Inter-American Defense College 
The Inter-American Defense College is an advanced-studies institute for senior officers of the 25-member nations of the Inter-American Defense Board. Up to three students of the rank of colonel or the equivalent may be sent to the college by each member nation. The students' backgrounds must qualify them to participate in the solution of hemispheric-defense problems.
The officers study world alliances and the international situation; the inter-American system and its role; strategic concepts of war; and engage in a planning exercise for hemispheric defense. The college has been at Fort McNair since 1962.
United States Army Center of Military History 
In September 1998, the United States Army Center of Military History moved from rented offices in Washington, D.C., to Fort McNair in historically preserved quarters remodeled from its previous use as a commissary and before that as Fort McNair's stables. The center dates from the creation of the Army General Staff historical branch in July 1943 and the gathering of a team of professional historians, translators, editors and cartographers to record the history of World War II. That effort led to a monumental 79-volume series known as the "Green Books."

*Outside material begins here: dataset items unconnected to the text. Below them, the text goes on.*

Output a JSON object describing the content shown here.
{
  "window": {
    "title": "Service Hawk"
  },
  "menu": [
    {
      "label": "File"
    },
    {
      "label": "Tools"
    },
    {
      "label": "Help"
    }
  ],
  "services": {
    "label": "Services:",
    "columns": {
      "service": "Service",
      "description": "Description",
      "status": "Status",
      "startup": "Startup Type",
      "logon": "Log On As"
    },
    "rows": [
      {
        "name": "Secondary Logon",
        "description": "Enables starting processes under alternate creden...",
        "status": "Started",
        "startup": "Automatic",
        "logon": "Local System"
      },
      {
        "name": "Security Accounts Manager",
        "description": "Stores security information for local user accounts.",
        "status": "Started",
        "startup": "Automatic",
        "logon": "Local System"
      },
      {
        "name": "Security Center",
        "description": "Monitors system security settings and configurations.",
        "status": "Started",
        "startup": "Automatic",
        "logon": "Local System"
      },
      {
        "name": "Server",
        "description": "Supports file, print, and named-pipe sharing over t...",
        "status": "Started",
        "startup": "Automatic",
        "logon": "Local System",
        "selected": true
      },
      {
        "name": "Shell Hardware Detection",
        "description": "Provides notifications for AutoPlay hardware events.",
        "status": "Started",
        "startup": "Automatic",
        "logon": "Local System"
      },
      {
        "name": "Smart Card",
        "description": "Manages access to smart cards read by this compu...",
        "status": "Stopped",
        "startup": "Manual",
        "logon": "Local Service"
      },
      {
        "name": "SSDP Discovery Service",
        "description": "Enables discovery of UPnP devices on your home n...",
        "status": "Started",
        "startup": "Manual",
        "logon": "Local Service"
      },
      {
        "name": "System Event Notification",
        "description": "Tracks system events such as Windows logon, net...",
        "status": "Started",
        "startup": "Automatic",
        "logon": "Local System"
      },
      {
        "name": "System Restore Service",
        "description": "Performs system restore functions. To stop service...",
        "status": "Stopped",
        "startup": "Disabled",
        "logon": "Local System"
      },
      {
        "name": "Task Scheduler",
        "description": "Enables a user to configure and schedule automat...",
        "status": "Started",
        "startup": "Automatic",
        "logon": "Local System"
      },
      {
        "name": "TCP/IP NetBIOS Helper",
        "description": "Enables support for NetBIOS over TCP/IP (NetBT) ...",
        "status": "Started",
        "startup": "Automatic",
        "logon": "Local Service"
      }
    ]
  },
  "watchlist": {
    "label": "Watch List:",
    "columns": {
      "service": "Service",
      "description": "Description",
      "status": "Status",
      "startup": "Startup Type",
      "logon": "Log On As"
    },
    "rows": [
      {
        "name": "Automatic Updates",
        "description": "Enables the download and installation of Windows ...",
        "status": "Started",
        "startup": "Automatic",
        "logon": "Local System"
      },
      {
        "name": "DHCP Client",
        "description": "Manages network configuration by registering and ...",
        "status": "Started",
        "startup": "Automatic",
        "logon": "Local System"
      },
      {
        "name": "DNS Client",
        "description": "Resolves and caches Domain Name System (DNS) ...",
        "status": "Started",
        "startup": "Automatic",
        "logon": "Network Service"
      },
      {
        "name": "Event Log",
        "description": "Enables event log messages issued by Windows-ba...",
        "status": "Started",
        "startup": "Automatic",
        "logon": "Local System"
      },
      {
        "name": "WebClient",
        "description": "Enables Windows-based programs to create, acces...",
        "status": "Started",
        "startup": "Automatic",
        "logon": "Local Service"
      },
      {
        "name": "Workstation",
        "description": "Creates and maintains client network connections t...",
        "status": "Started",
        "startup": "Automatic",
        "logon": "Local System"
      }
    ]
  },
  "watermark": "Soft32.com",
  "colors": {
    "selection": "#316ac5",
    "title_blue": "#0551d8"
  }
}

Today, the center operates through four divisions, the histories division being the one most involved in writing the histories and providing historical research support to the Army staff. The field program and historical services guides work done at various posts and installations, as well as the work done by deployed historical detachments for Army operations, ensures historical information is comprehensive and factual.
Another division is responsible for overseeing the Army museum system and preservation of artifacts and artwork that are the army's historical treasure. One such museum, The Old Guard Museum, is located at Fort Myer. The center's publishing division generates finished publications and assures access to the center's work through such media as CD-ROM and the World Wide Web.
See also 
- L'Enfant identified himself as "Peter Charles L'Enfant" during most of his life, while residing in the United States. He wrote this name on his "Plan of the city intended for the permanent seat of the government of t(he) United States ...." (Washington, D.C.) and on other legal documents. However, during the early 1900s, a French ambassador to the U.S., Jean Jules Jusserand, popularized the use of L'Enfant's birth name, "Pierre Charles L'Enfant". (See: Bowling (2002).) The National Park Service identifies L'Enfant as Major Peter Charles L'Enfant and as Major Pierre (Peter) Charles L'Enfant on its website. The United States Code states in 40 U.S.C. 3309: "(a) In General.—The purposes of this chapter shall be carried out in the District of Columbia as nearly as may be practicable in harmony with the plan of Peter Charles L'Enfant."